There’s a lot to like about David Brewis; he writes good music, plays great live shows, and is an inspiring figure in the way he deliberately pushes himself into new creative, and challenging, spaces.
Perhaps best known for the diversity of sound he has helped create as part of a number of musical collectives (School of Language and Field Music) the latest challenge sees David pushing himself in a new musical and song-writing direction as he takes on the pressure of working as a solo artist on his debut solo album. Oh, and he’s also starting a record label, releasing other musical acts, and working on a solo tour.
“Ha yes, it’s been a busy time for sure” confirms David a few days before Christmas “but going into this I felt the time was right to work on a solo project for the first time and to challenge the way I write”.
Purposefully up-ending his approach to song-writing, David started his album with a central challenge; “there’s a certain belief that in music that at the heart of a great song is a song that will still be great if it’s stripped down to an acoustic guitar or piano. In Field Music we often didn’t believe that was true, but with this album I really wanted to explore that idea and challenge myself to write in a different style, one that started off stripped down.”

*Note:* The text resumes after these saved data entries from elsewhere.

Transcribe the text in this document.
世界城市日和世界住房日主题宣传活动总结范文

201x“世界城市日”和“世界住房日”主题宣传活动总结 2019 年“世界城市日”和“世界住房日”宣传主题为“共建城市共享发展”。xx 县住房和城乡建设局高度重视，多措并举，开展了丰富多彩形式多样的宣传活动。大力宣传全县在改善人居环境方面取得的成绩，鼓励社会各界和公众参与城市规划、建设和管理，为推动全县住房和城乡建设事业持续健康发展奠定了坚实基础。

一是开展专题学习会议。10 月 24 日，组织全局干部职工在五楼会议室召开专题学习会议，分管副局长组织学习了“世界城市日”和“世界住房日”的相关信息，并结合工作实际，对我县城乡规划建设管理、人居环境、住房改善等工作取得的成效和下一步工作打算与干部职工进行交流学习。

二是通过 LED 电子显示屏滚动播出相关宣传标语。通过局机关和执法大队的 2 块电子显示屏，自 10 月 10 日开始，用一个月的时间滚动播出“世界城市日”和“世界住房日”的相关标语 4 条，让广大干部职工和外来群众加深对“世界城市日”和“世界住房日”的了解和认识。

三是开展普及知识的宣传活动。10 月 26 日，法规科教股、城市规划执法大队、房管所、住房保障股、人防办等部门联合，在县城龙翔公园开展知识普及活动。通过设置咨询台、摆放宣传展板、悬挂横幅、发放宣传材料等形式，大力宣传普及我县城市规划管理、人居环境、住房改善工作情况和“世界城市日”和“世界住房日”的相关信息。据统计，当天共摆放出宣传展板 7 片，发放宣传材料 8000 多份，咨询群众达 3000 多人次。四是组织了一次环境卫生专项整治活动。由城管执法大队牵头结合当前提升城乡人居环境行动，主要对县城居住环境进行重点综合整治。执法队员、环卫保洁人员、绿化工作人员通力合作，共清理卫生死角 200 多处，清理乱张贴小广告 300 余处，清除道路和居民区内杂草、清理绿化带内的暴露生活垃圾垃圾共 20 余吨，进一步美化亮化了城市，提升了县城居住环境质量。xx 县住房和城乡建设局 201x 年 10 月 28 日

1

The outcome of David’s work and exploration is “The Soft Struggles”, a truly remarkable album that strips down Brewis’s unique songwriting to its basics and lightly sprinkles the atmosphere with gentle strings and a jazzy undertone. Imagine the immediacy of Neil Diamonds ’12 songs’ and Kate Bushes’ 50 words for snow’ blended with the jazz-styled orchestral intricacy of Pet Sounds.
Set across ten songs, including recent single ‘The last day’, The Soft Struggles is a lovely, almost seasonal, collection of intimate stories about aging, relationships, and the importance of community. Layered with lush orchestral and brass sounds, Soft moves David out of his traditional palette and into a wider space of musical textures and landscapes – ‘The last Day’ itself accompanied with lovely brass coatings which echo Field Music’s recent work with Durham Brass Band (“that was such an enjoyable piece of work which definitely fed into this record”).

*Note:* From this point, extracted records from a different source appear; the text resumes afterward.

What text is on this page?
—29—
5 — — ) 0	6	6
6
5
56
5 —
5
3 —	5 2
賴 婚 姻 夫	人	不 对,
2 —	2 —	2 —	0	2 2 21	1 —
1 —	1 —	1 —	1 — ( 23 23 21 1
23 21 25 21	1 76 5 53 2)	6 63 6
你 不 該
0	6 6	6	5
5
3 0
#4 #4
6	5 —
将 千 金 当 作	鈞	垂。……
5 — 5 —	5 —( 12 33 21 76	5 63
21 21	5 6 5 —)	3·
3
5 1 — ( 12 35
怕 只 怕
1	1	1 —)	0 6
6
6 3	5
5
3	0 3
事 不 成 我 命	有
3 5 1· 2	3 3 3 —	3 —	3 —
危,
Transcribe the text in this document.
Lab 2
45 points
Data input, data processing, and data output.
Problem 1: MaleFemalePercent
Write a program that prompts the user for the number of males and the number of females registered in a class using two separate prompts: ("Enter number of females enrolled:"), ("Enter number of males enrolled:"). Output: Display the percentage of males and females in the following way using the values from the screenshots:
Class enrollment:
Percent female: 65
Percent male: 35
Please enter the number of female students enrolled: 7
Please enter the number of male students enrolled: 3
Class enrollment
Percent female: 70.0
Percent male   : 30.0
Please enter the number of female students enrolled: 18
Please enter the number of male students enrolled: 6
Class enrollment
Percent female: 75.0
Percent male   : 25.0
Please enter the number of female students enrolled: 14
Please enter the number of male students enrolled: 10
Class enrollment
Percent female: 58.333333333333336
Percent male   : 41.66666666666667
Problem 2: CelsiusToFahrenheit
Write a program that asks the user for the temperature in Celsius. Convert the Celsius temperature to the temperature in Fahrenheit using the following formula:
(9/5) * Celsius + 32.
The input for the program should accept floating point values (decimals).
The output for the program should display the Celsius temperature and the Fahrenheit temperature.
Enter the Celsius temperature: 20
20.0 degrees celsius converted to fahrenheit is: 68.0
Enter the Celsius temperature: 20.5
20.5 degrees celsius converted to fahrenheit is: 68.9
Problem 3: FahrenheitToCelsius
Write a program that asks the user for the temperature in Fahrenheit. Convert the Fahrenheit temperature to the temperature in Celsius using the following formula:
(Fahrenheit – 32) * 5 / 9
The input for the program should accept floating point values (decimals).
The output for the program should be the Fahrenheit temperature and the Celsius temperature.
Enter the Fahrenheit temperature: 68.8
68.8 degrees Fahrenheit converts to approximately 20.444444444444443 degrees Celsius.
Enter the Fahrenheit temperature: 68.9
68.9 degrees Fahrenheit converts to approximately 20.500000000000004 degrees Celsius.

Soft Struggles will be released under David’s new label Daylight Saving Records, which is intended to be a home for all of our non-Field Music extra-curricular projects and push the Brewis brothers into new creative spaces; “I felt that it was an important step for our music and the music we like, so we’re releasing Slug’s Thy Socialite! album in January which we couldn’t be happier about, and then we can start to release more music by me and Peter in various forms which gives us both new possibilities and opportunities”.
To support the release of Soft, a few live shows are planned for early 2023, including a date at the Customs House; “I can’t wait for those shows, there’s a lot of work to do before we play but it’s an exciting prospect and it would be a shame not to give those songs a chance to be played live with a full band.”
As for the rest of 2023, there are already plans in place for what comes next- but that’s for later – you can be assured there’ll be new things to like about David soon enough.